Saturday, July 18, 2009
Friday, July 17, 2009
Thursday, July 16, 2009
Wednesday, July 15, 2009
ENTRY BY MANDI:
It’s hospital time again. I am actually a little excited about Ronnie being in for his tune-up - and no, it’s not because he’s gone for 3 weeks ;-). I never thought I would actually be excited for a hospital stay because I used to hate hospitals. I’ve never be admitted to a hospital, or spent much time in one outside of the quick ER visit (although we all know ER visits are never quick). They always felt cold to me with their white walls and stainless steal. Ronnie had no idea how much I hated hospitals the first time I went to visit him. I drove to Tucson from Phoenix, in a terrible thunderstorm, and when I got there, I was informed that the power was out. Yes, the power was out IN THE HOSPITAL, I didn’t know that could happen. It felt like I was stepping into a horror movie as his brother, Grant, lead me through the dark, deserted halls. It was like one of those scenes in scary movies where you want to yell at the character and say, “What are you doing? You NEVER go into a hospital when the power is out.” But after I spent my first few days with him, I began to feel comfortable, and actually began to enjoy it.

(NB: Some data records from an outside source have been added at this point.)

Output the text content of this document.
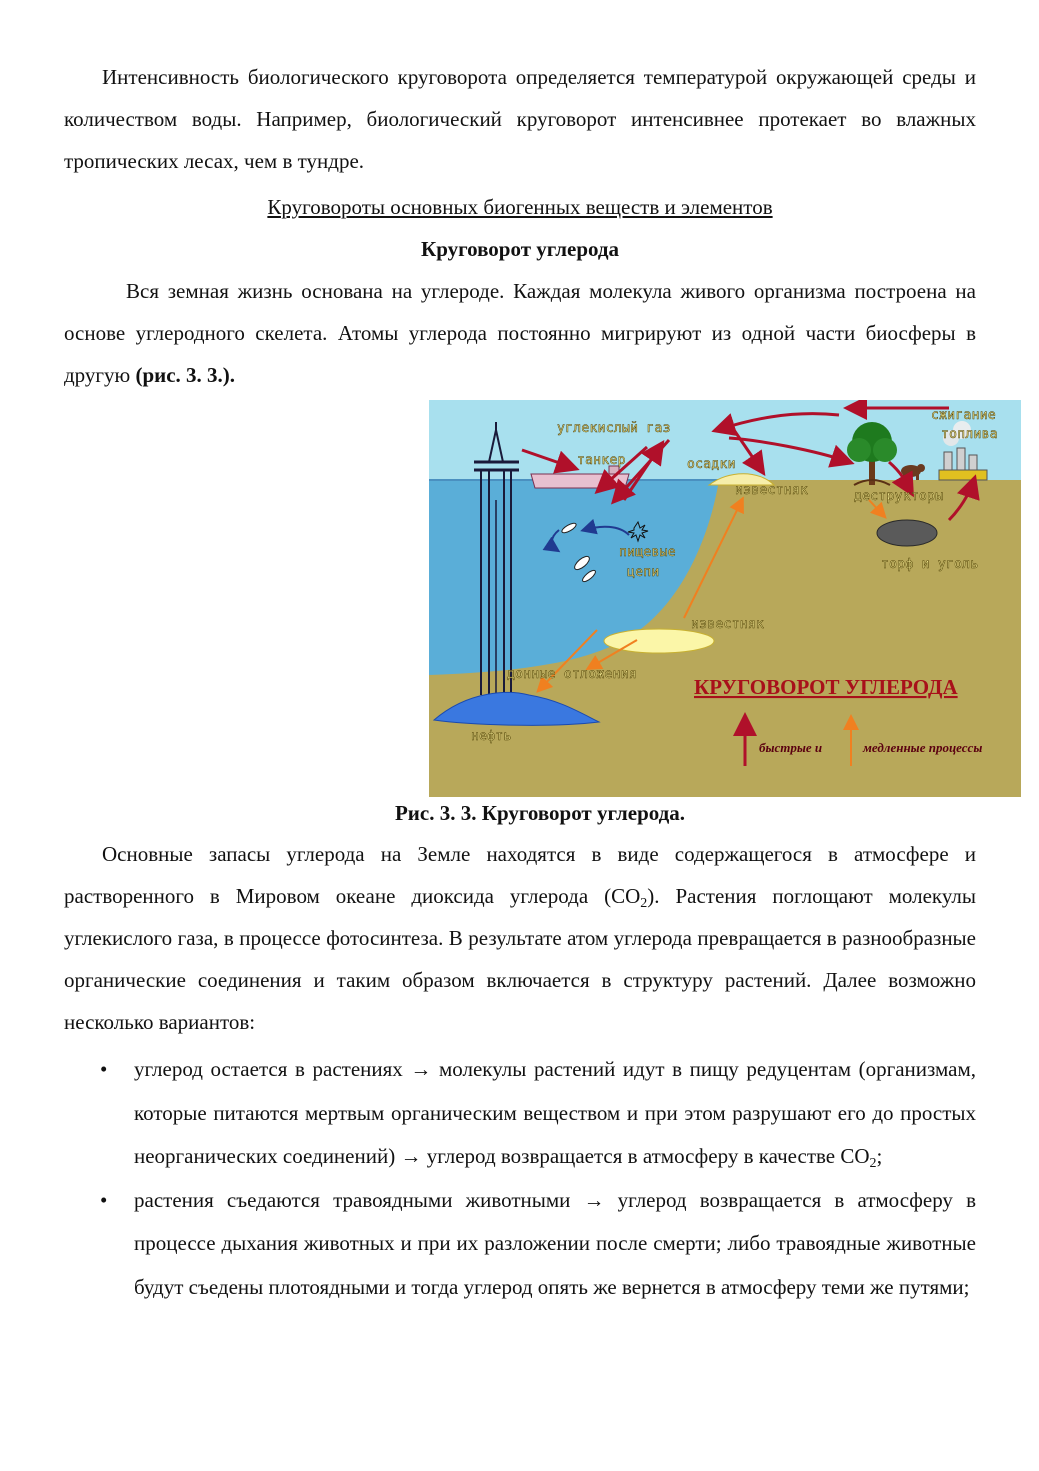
Интенсивность биологического круговорота определяется температурой окружающей среды и количеством воды. Например, биологический круговорот интенсивнее протекает во влажных тропических лесах, чем в тундре.

Круговороты основных биогенных веществ и элементов
Круговорот углерода

Вся земная жизнь основана на углероде. Каждая молекула живого организма построена на основе углеродного скелета. Атомы углерода постоянно мигрируют из одной части биосферы в другую (рис. 3. 3.).

углекислый газ
сжигание
топлива
танкер	осадки
известняк	деструкторы
пищевые
цепи
торф и уголь
известняк
донные отложения
нефть
КРУГОВОРОТ УГЛЕРОДА
быстрые и	медленные процессы
Рис. 3. 3. Круговорот углерода.

Основные запасы углерода на Земле находятся в виде содержащегося в атмосфере и растворенного в Мировом океане диоксида углерода $(CO_2)$. Растения поглощают молекулы углекислого газа, в процессе фотосинтеза. В результате атом углерода превращается в разнообразные органические соединения и таким образом включается в структуру растений. Далее возможно несколько вариантов:

• углерод остается в растениях → молекулы растений идут в пищу редуцентам (организмам, которые питаются мертвым органическим веществом и при этом разрушают его до простых неорганических соединений) → углерод возвращается в атмосферу в качестве $CO_2$;
• растения съедаются травоядными животными → углерод возвращается в атмосферу в процессе дыхания животных и при их разложении после смерти; либо травоядные животные будут съедены плотоядными и тогда углерод опять же вернется в атмосферу теми же путями;
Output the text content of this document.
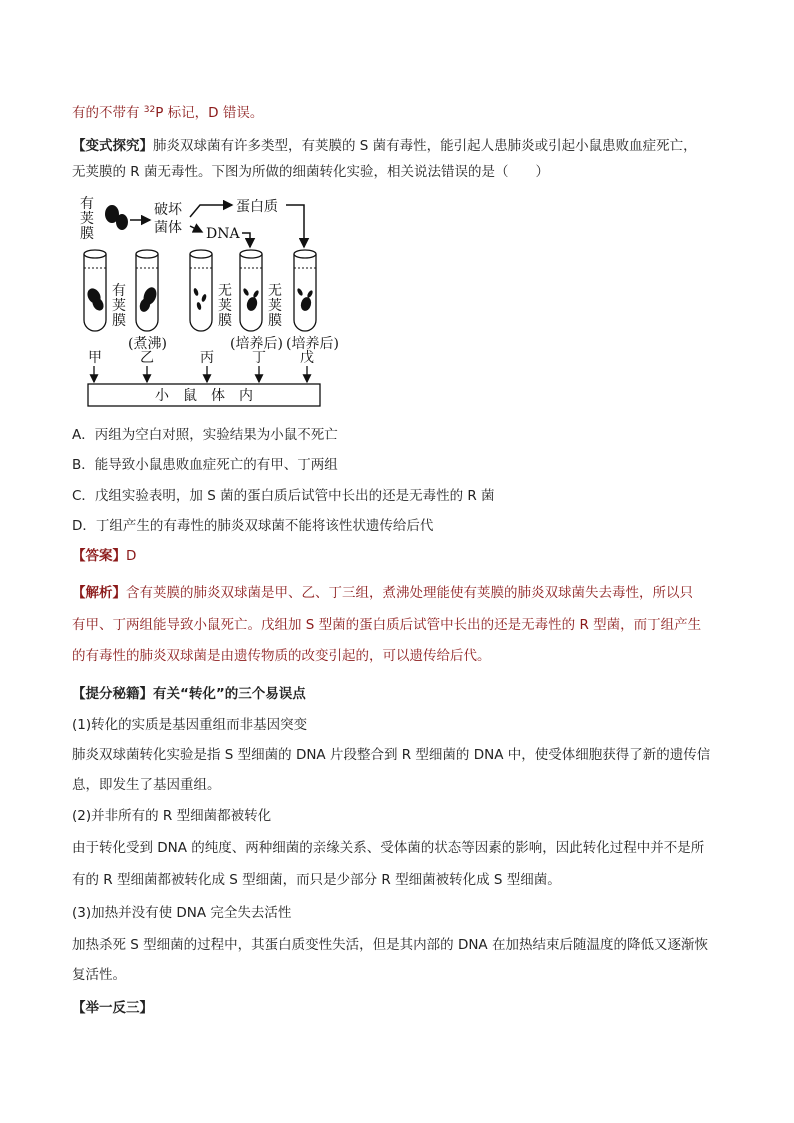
有的不带有 $^{32}$P 标记，D 错误。
【变式探究】肺炎双球菌有许多类型，有荚膜的 S 菌有毒性，能引起人患肺炎或引起小鼠患败血症死亡，
无荚膜的 R 菌无毒性。下图为所做的细菌转化实验，相关说法错误的是（　　）
有
荚
膜
破坏
菌体
蛋白质
DNA
有
荚
膜
无
荚
膜
无
荚
膜
(煮沸)	(培养后) (培养后)
甲	乙	丙	丁 戊
小　鼠　体　内
A．丙组为空白对照，实验结果为小鼠不死亡
B．能导致小鼠患败血症死亡的有甲、丁两组
C．戊组实验表明，加 S 菌的蛋白质后试管中长出的还是无毒性的 R 菌
D．丁组产生的有毒性的肺炎双球菌不能将该性状遗传给后代
【答案】D
【解析】含有荚膜的肺炎双球菌是甲、乙、丁三组，煮沸处理能使有荚膜的肺炎双球菌失去毒性，所以只
有甲、丁两组能导致小鼠死亡。戊组加 S 型菌的蛋白质后试管中长出的还是无毒性的 R 型菌，而丁组产生
的有毒性的肺炎双球菌是由遗传物质的改变引起的，可以遗传给后代。
【提分秘籍】有关“转化”的三个易误点
(1)转化的实质是基因重组而非基因突变
肺炎双球菌转化实验是指 S 型细菌的 DNA 片段整合到 R 型细菌的 DNA 中，使受体细胞获得了新的遗传信
息，即发生了基因重组。
(2)并非所有的 R 型细菌都被转化
由于转化受到 DNA 的纯度、两种细菌的亲缘关系、受体菌的状态等因素的影响，因此转化过程中并不是所
有的 R 型细菌都被转化成 S 型细菌，而只是少部分 R 型细菌被转化成 S 型细菌。
(3)加热并没有使 DNA 完全失去活性
加热杀死 S 型细菌的过程中，其蛋白质变性失活，但是其内部的 DNA 在加热结束后随温度的降低又逐渐恢
复活性。
【举一反三】
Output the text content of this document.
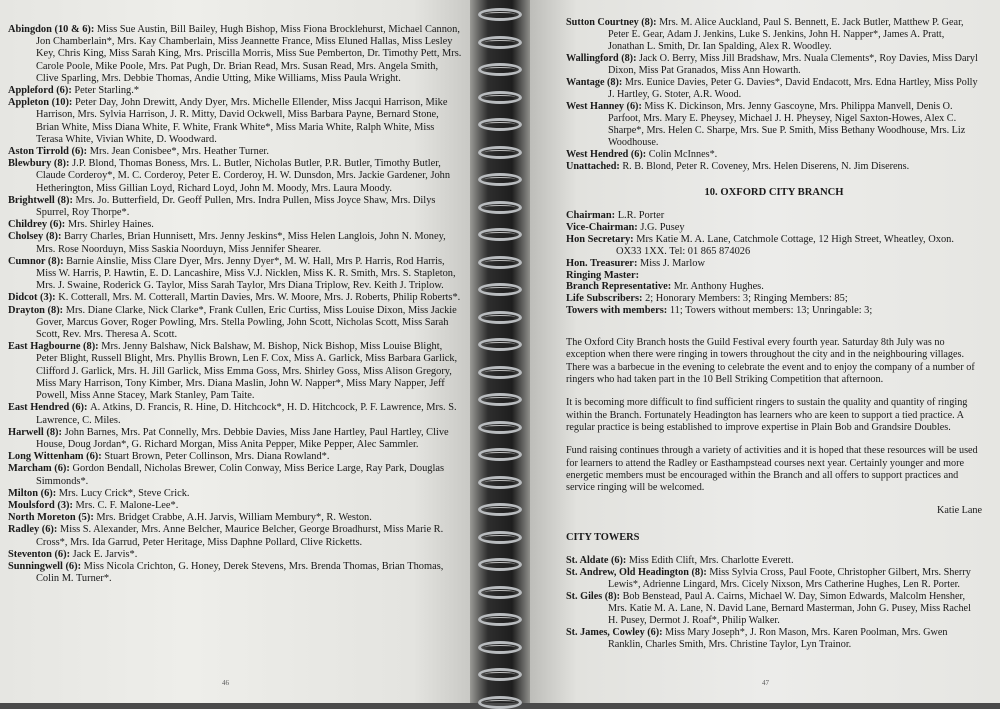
Abingdon (10 & 6): Miss Sue Austin, Bill Bailey, Hugh Bishop, Miss Fiona Brocklehurst, Michael Cannon, Jon Chamberlain*, Mrs. Kay Chamberlain, Miss Jeannette France, Miss Eluned Hallas, Miss Lesley Key, Chris King, Miss Sarah King, Mrs. Priscilla Morris, Miss Sue Pemberton, Dr. Timothy Pett, Mrs. Carole Poole, Mike Poole, Mrs. Pat Pugh, Dr. Brian Read, Mrs. Susan Read, Mrs. Angela Smith, Clive Sparling, Mrs. Debbie Thomas, Andie Utting, Mike Williams, Miss Paula Wright.

Appleford (6): Peter Starling.*

Appleton (10): Peter Day, John Drewitt, Andy Dyer, Mrs. Michelle Ellender, Miss Jacqui Harrison, Mike Harrison, Mrs. Sylvia Harrison, J. R. Mitty, David Ockwell, Miss Barbara Payne, Bernard Stone, Brian White, Miss Diana White, F. White, Frank White*, Miss Maria White, Ralph White, Miss Terasa White, Vivian White, D. Woodward.

Aston Tirrold (6): Mrs. Jean Conisbee*, Mrs. Heather Turner.

Blewbury (8): J.P. Blond, Thomas Boness, Mrs. L. Butler, Nicholas Butler, P.R. Butler, Timothy Butler, Claude Corderoy*, M. C. Corderoy, Peter E. Corderoy, H. W. Dunsdon, Mrs. Jackie Gardener, John Hetherington, Miss Gillian Loyd, Richard Loyd, John M. Moody, Mrs. Laura Moody.

Brightwell (8): Mrs. Jo. Butterfield, Dr. Geoff Pullen, Mrs. Indra Pullen, Miss Joyce Shaw, Mrs. Dilys Spurrel, Roy Thorpe*.

Childrey (6): Mrs. Shirley Haines.

Cholsey (8): Barry Charles, Brian Hunnisett, Mrs. Jenny Jeskins*, Miss Helen Langlois, John N. Money, Mrs. Rose Noorduyn, Miss Saskia Noorduyn, Miss Jennifer Shearer.

Cumnor (8): Barnie Ainslie, Miss Clare Dyer, Mrs. Jenny Dyer*, M. W. Hall, Mrs P. Harris, Rod Harris, Miss W. Harris, P. Hawtin, E. D. Lancashire, Miss V.J. Nicklen, Miss K. R. Smith, Mrs. S. Stapleton, Mrs. J. Swaine, Roderick G. Taylor, Miss Sarah Taylor, Mrs Diana Triplow, Rev. Keith J. Triplow.

Didcot (3): K. Cotterall, Mrs. M. Cotterall, Martin Davies, Mrs. W. Moore, Mrs. J. Roberts, Philip Roberts*.

Drayton (8): Mrs. Diane Clarke, Nick Clarke*, Frank Cullen, Eric Curtiss, Miss Louise Dixon, Miss Jackie Gover, Marcus Gover, Roger Powling, Mrs. Stella Powling, John Scott, Nicholas Scott, Miss Sarah Scott, Rev. Mrs. Theresa A. Scott.

East Hagbourne (8): Mrs. Jenny Balshaw, Nick Balshaw, M. Bishop, Nick Bishop, Miss Louise Blight, Peter Blight, Russell Blight, Mrs. Phyllis Brown, Len F. Cox, Miss A. Garlick, Miss Barbara Garlick, Clifford J. Garlick, Mrs. H. Jill Garlick, Miss Emma Goss, Mrs. Shirley Goss, Miss Alison Gregory, Miss Mary Harrison, Tony Kimber, Mrs. Diana Maslin, John W. Napper*, Miss Mary Napper, Jeff Powell, Miss Anne Stacey, Mark Stanley, Pam Taite.

East Hendred (6): A. Atkins, D. Francis, R. Hine, D. Hitchcock*, H. D. Hitchcock, P. F. Lawrence, Mrs. S. Lawrence, C. Miles.

Harwell (8): John Barnes, Mrs. Pat Connelly, Mrs. Debbie Davies, Miss Jane Hartley, Paul Hartley, Clive House, Doug Jordan*, G. Richard Morgan, Miss Anita Pepper, Mike Pepper, Alec Sammler.

Long Wittenham (6): Stuart Brown, Peter Collinson, Mrs. Diana Rowland*.

Marcham (6): Gordon Bendall, Nicholas Brewer, Colin Conway, Miss Berice Large, Ray Park, Douglas Simmonds*.

Milton (6): Mrs. Lucy Crick*, Steve Crick.

Moulsford (3): Mrs. C. F. Malone-Lee*.

North Moreton (5): Mrs. Bridget Crabbe, A.H. Jarvis, William Membury*, R. Weston.

Radley (6): Miss S. Alexander, Mrs. Anne Belcher, Maurice Belcher, George Broadhurst, Miss Marie R. Cross*, Mrs. Ida Garrud, Peter Heritage, Miss Daphne Pollard, Clive Ricketts.

Steventon (6): Jack E. Jarvis*.

Sunningwell (6): Miss Nicola Crichton, G. Honey, Derek Stevens, Mrs. Brenda Thomas, Brian Thomas, Colin M. Turner*.

46

Sutton Courtney (8): Mrs. M. Alice Auckland, Paul S. Bennett, E. Jack Butler, Matthew P. Gear, Peter E. Gear, Adam J. Jenkins, Luke S. Jenkins, John H. Napper*, James A. Pratt, Jonathan L. Smith, Dr. Ian Spalding, Alex R. Woodley.

Wallingford (8): Jack O. Berry, Miss Jill Bradshaw, Mrs. Nuala Clements*, Roy Davies, Miss Daryl Dixon, Miss Pat Granados, Miss Ann Howarth.

Wantage (8): Mrs. Eunice Davies, Peter G. Davies*, David Endacott, Mrs. Edna Hartley, Miss Polly J. Hartley, G. Stoter, A.R. Wood.

West Hanney (6): Miss K. Dickinson, Mrs. Jenny Gascoyne, Mrs. Philippa Manvell, Denis O. Parfoot, Mrs. Mary E. Pheysey, Michael J. H. Pheysey, Nigel Saxton-Howes, Alex C. Sharpe*, Mrs. Helen C. Sharpe, Mrs. Sue P. Smith, Miss Bethany Woodhouse, Mrs. Liz Woodhouse.

West Hendred (6): Colin McInnes*.

Unattached: R. B. Blond, Peter R. Coveney, Mrs. Helen Diserens, N. Jim Diserens.

10. OXFORD CITY BRANCH

Chairman: L.R. Porter

Vice-Chairman: J.G. Pusey

Hon Secretary: Mrs Katie M. A. Lane, Catchmole Cottage, 12 High Street, Wheatley, Oxon.

OX33 1XX. Tel: 01 865 874026

Hon. Treasurer: Miss J. Marlow

Ringing Master:

Branch Representative: Mr. Anthony Hughes.

Life Subscribers: 2; Honorary Members: 3; Ringing Members: 85;

Towers with members: 11; Towers without members: 13; Unringable: 3;

The Oxford City Branch hosts the Guild Festival every fourth year. Saturday 8th July was no exception when there were ringing in towers throughout the city and in the neighbouring villages. There was a barbecue in the evening to celebrate the event and to enjoy the company of a number of ringers who had taken part in the 10 Bell Striking Competition that afternoon.

It is becoming more difficult to find sufficient ringers to sustain the quality and quantity of ringing within the Branch. Fortunately Headington has learners who are keen to support a tied practice. A regular practice is being established to improve expertise in Plain Bob and Grandsire Doubles.

Fund raising continues through a variety of activities and it is hoped that these resources will be used for learners to attend the Radley or Easthampstead courses next year. Certainly younger and more energetic members must be encouraged within the Branch and all offers to support practices and service ringing will be welcomed.

Katie Lane
CITY TOWERS

St. Aldate (6): Miss Edith Clift, Mrs. Charlotte Everett.

St. Andrew, Old Headington (8): Miss Sylvia Cross, Paul Foote, Christopher Gilbert, Mrs. Sherry Lewis*, Adrienne Lingard, Mrs. Cicely Nixson, Mrs Catherine Hughes, Len R. Porter.

St. Giles (8): Bob Benstead, Paul A. Cairns, Michael W. Day, Simon Edwards, Malcolm Hensher, Mrs. Katie M. A. Lane, N. David Lane, Bernard Masterman, John G. Pusey, Miss Rachel H. Pusey, Dermot J. Roaf*, Philip Walker.

St. James, Cowley (6): Miss Mary Joseph*, J. Ron Mason, Mrs. Karen Poolman, Mrs. Gwen Ranklin, Charles Smith, Mrs. Christine Taylor, Lyn Trainor.

47
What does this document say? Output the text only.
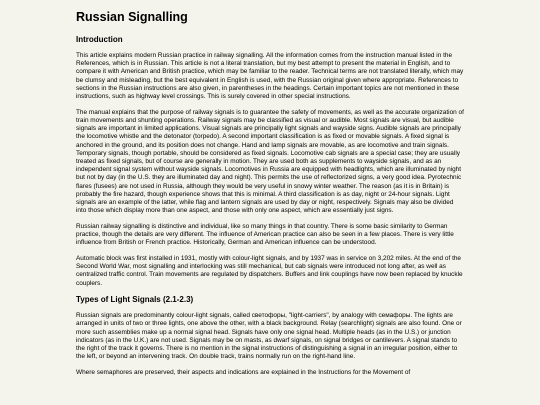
Russian Signalling
Introduction

This article explains modern Russian practice in railway signalling. All the information comes from the instruction manual listed in the References, which is in Russian. This article is not a literal translation, but my best attempt to present the material in English, and to compare it with American and British practice, which may be familiar to the reader. Technical terms are not translated literally, which may be clumsy and misleading, but the best equivalent in English is used, with the Russian original given where appropriate. References to sections in the Russian instructions are also given, in parentheses in the headings. Certain important topics are not mentioned in these instructions, such as highway level crossings. This is surely covered in other special instructions.

The manual explains that the purpose of railway signals is to guarantee the safety of movements, as well as the accurate organization of train movements and shunting operations. Railway signals may be classified as visual or audible. Most signals are visual, but audible signals are important in limited applications. Visual signals are principally light signals and wayside signs. Audible signals are principally the locomotive whistle and the detonator (torpedo). A second important classification is as fixed or movable signals. A fixed signal is anchored in the ground, and its position does not change. Hand and lamp signals are movable, as are locomotive and train signals. Temporary signals, though portable, should be considered as fixed signals. Locomotive cab signals are a special case; they are usually treated as fixed signals, but of course are generally in motion. They are used both as supplements to wayside signals, and as an independent signal system without wayside signals. Locomotives in Russia are equipped with headlights, which are illuminated by night but not by day (in the U.S. they are illuminated day and night). This permits the use of reflectorized signs, a very good idea. Pyrotechnic flares (fusees) are not used in Russia, although they would be very useful in snowy winter weather. The reason (as it is in Britain) is probably the fire hazard, though experience shows that this is minimal. A third classification is as day, night or 24-hour signals. Light signals are an example of the latter, while flag and lantern signals are used by day or night, respectively. Signals may also be divided into those which display more than one aspect, and those with only one aspect, which are essentially just signs.

Russian railway signalling is distinctive and individual, like so many things in that country. There is some basic similarity to German practice, though the details are very different. The influence of American practice can also be seen in a few places. There is very little influence from British or French practice. Historically, German and American influence can be understood.

Automatic block was first installed in 1931, mostly with colour-light signals, and by 1937 was in service on 3,202 miles. At the end of the Second World War, most signalling and interlocking was still mechanical, but cab signals were introduced not long after, as well as centralized traffic control. Train movements are regulated by dispatchers. Buffers and link couplings have now been replaced by knuckle couplers.

Types of Light Signals (2.1-2.3)

Russian signals are predominantly colour-light signals, called светофоры, "light-carriers", by analogy with семафоры. The lights are arranged in units of two or three lights, one above the other, with a black background. Relay (searchlight) signals are also found. One or more such assemblies make up a normal signal head. Signals have only one signal head. Multiple heads (as in the U.S.) or junction indicators (as in the U.K.) are not used. Signals may be on masts, as dwarf signals, on signal bridges or cantilevers. A signal stands to the right of the track it governs. There is no mention in the signal instructions of distinguishing a signal in an irregular position, either to the left, or beyond an intervening track. On double track, trains normally run on the right-hand line.

Where semaphores are preserved, their aspects and indications are explained in the Instructions for the Movement of
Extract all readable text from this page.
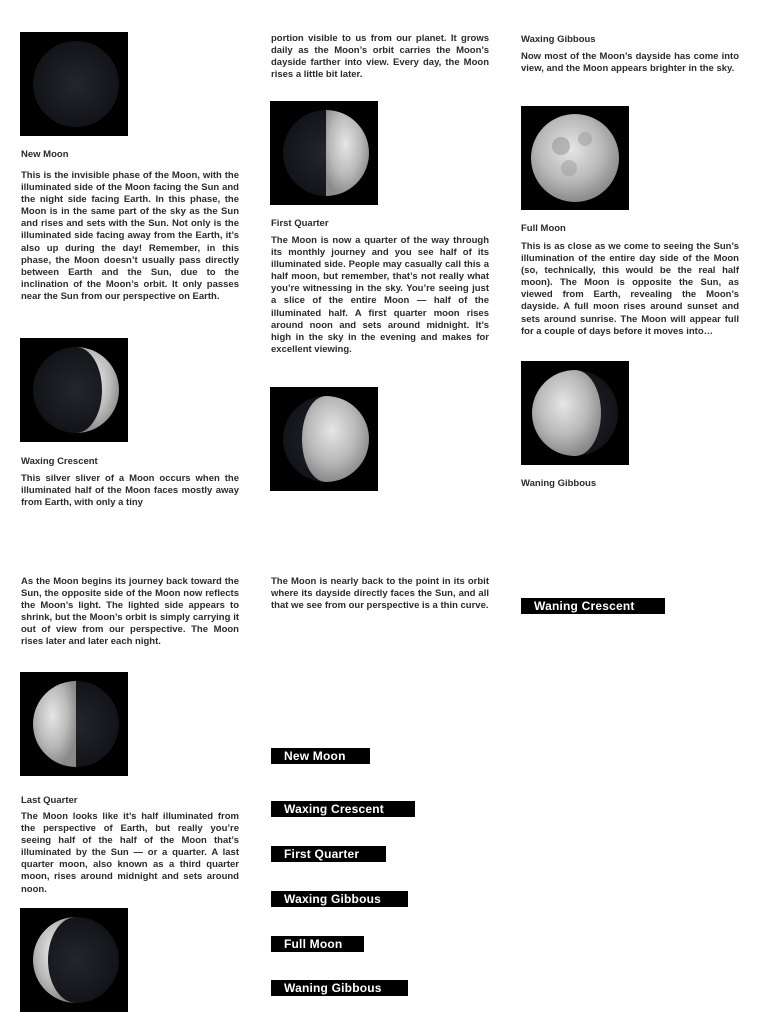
New Moon
This is the invisible phase of the Moon, with the illuminated side of the Moon facing the Sun and the night side facing Earth. In this phase, the Moon is in the same part of the sky as the Sun and rises and sets with the Sun. Not only is the illuminated side facing away from the Earth, it’s also up during the day! Remember, in this phase, the Moon doesn’t usually pass directly between Earth and the Sun, due to the inclination of the Moon’s orbit. It only passes near the Sun from our perspective on Earth.
Waxing Crescent
This silver sliver of a Moon occurs when the illuminated half of the Moon faces mostly away from Earth, with only a tiny
As the Moon begins its journey back toward the Sun, the opposite side of the Moon now reflects the Moon’s light. The lighted side appears to shrink, but the Moon’s orbit is simply carrying it out of view from our perspective. The Moon rises later and later each night.
Last Quarter
The Moon looks like it’s half illuminated from the perspective of Earth, but really you’re seeing half of the half of the Moon that’s illuminated by the Sun — or a quarter. A last quarter moon, also known as a third quarter moon, rises around midnight and sets around noon.
portion visible to us from our planet. It grows daily as the Moon’s orbit carries the Moon’s dayside farther into view. Every day, the Moon rises a little bit later.
First Quarter
The Moon is now a quarter of the way through its monthly journey and you see half of its illuminated side. People may casually call this a half moon, but remember, that’s not really what you’re witnessing in the sky. You’re seeing just a slice of the entire Moon — half of the illuminated half. A first quarter moon rises around noon and sets around midnight. It’s high in the sky in the evening and makes for excellent viewing.
The Moon is nearly back to the point in its orbit where its dayside directly faces the Sun, and all that we see from our perspective is a thin curve.
Waxing Gibbous
Now most of the Moon’s dayside has come into view, and the Moon appears brighter in the sky.
Full Moon
This is as close as we come to seeing the Sun’s illumination of the entire day side of the Moon (so, technically, this would be the real half moon). The Moon is opposite the Sun, as viewed from Earth, revealing the Moon’s dayside. A full moon rises around sunset and sets around sunrise. The Moon will appear full for a couple of days before it moves into…
Waning Gibbous
Waning Crescent
New Moon
Waxing Crescent
First Quarter
Waxing Gibbous
Full Moon
Waning Gibbous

I like our hospital time together for two reasons. First, and this may sound funny to most people reading this, but it’s a special time for us. It’s a rare time where we have nothing to do but enjoy each other’s company (and enjoy it we do; we play games, listen to old John Jay and Rich shows, talk, play catch, watch TV (especially 48 hours, dateline) and the list goes on). I enjoy being there.
Secondly, it helps make CF real to me and helps me understand everything that comes along with it. I’m a worrier. I’ll worry about anything and everything. So for me, it helps if I can see what’s going on. If I weren’t there when he went into ICU, I would have been terrified and worried. If I weren’t there to see him on the BIPAP, I would have thought it was scarier. If I wasn’t there when he coughed up blood, I would have panicked. Being there helps me see that each thing isn’t as scary as my mind makes it. And while it makes all the “hospital things” less scary, it makes CF more real. Ronnie downplays his CF and how much it really affects him. When I’m in the hospital with him, however, I can see and hear things first hand - not his diluted, “it’s no biggy”, version (although I must admit, he sure makes me feel like he can handle anything that gets thrown our way, whether it’s related to CF or not, and I do love that about him). This helps me understand more about how he’s really feeling and just how serious CF can be because it’s easy to forget when I’m with someone that seems “healthy” so much of the time.
All in all, I’m excited for this stay - I want him out and home in two weeks. Lucky for me, I can work from anywhere now, so I’ll be able to be here all week, working during the day and enjoying our time at night.
Tuesday, July 14, 2009
So it took 4 attempts but we finally got one started. I go for my PICC line tomorrow morning. I'm hoping they'll let me film that as it will be even more entertaining.